Lilian Tintori, moglie di Leopoldo Lopez tenace oppositore di Maduro ed incarcerato da oltre 2 anni per motivi politici, dopo aver organizzato una marcia di sole donne per chiedere libertà e democrazia, ha annunciato che intende andare avanti “nell’organizzazione di altre manifestazioni di protesta”. 

Insomma sono tempi concretamente difficili per Nicolas Maduro, a cui il controllo di tutto il Venezuela sembra essere sfuggito dalle mani come una saponetta. Seppure durante l’era di Chavez vi erano state denunce di oppressione e violazione delle regole democratiche, nessuno avrebbe mai immaginato che la situazione sociale ed economica della gloriosa terra di Simon Bolivar potesse sprofondare cosi in basso. 

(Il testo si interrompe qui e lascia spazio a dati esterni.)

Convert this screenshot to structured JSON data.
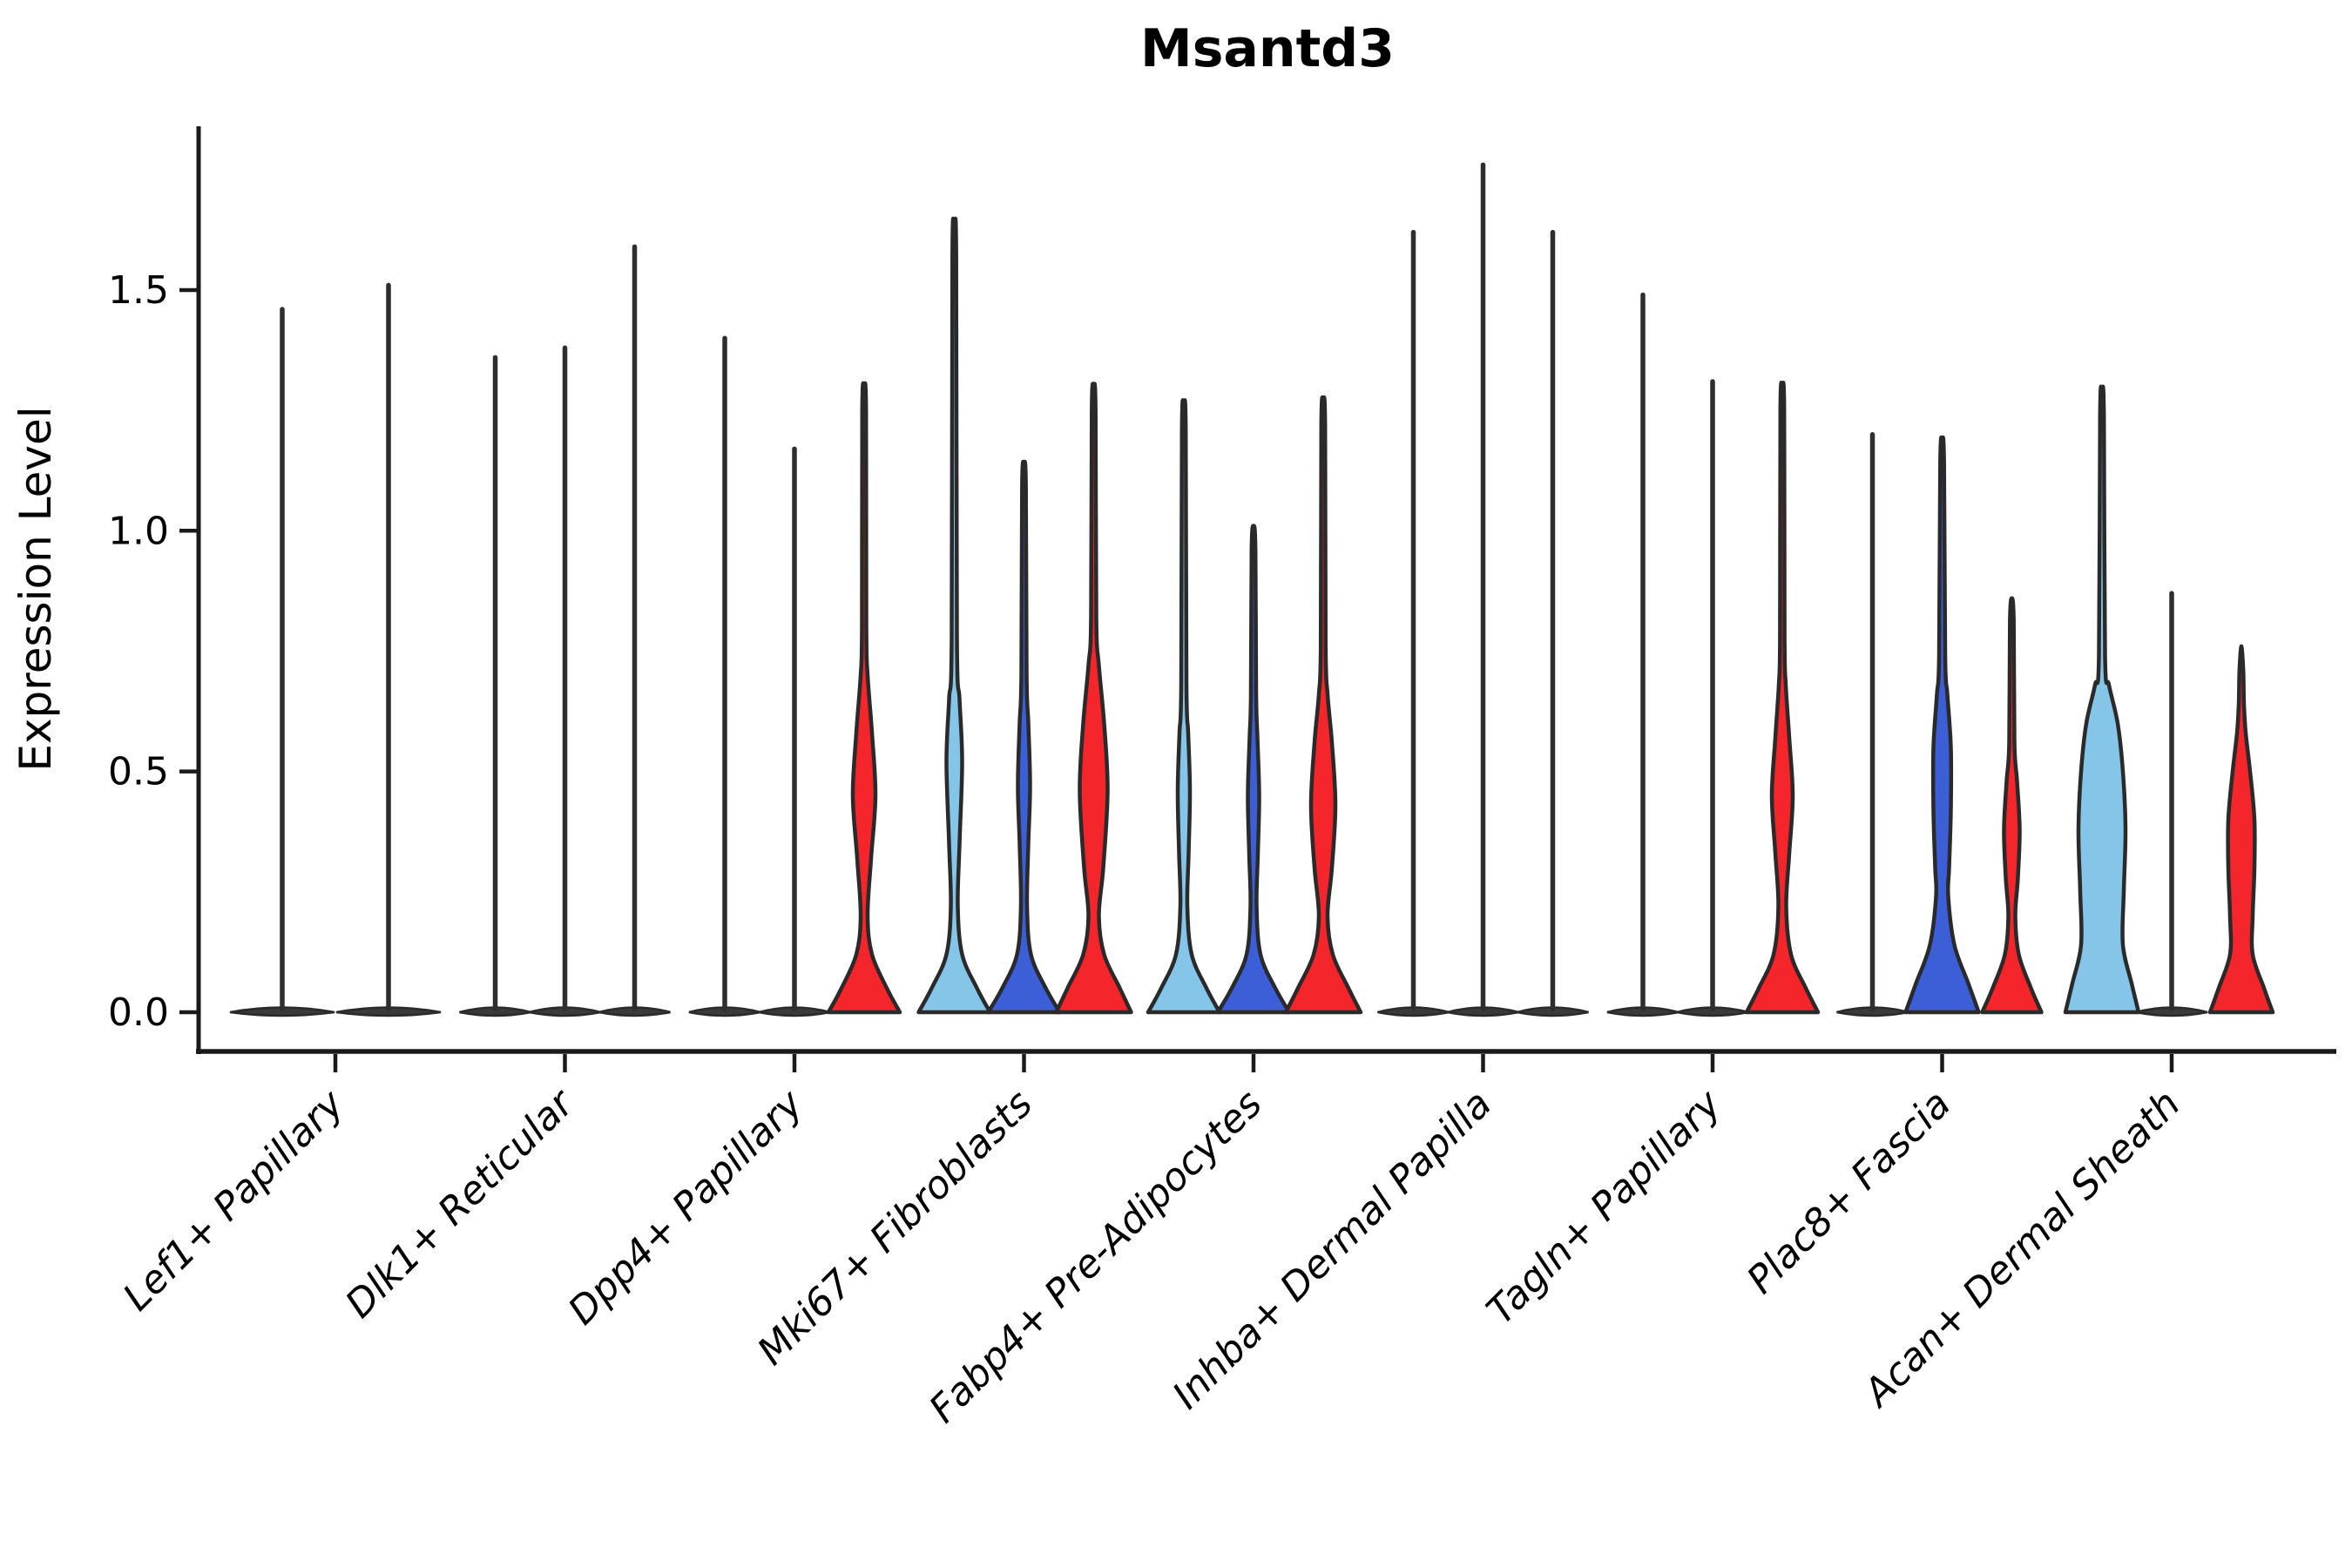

Anche chi un tempo sosteneva con decisione lo stesso Chavez ed il suo successore sembra ora aver cambiato nettamente idea.  Nei giorni scorsi è anche iniziata a circolare una lista di 50 nomi, appartenenti a persone che sarebbero state arrestate e messe in carcere solo per essere scese per strada a protestare. 

La situazione è insomma davvero gravissima, anche perché alcune fonti interne al paese hanno fatto sapere che in alcune zone esterne alla capitale, come quella adiacente a Merida, alcuni gruppi di rivoltosi sarebbero sul punto di armarsi per dare vita ad una resistenza armata contro il presidente. Una notizia davvero preoccupante, perché potrebbe significare l’inizio di una pesante guerra civile in cui potrebbe sprofondare tutta la nazione. Intanto la comunità venezuelana presente in Italia non demorde, ed annuncia una nuova grande manifestazione a Verona il 20 maggio prossimo per chiedere nuovamente, a gran voce, libertà per la propria patria.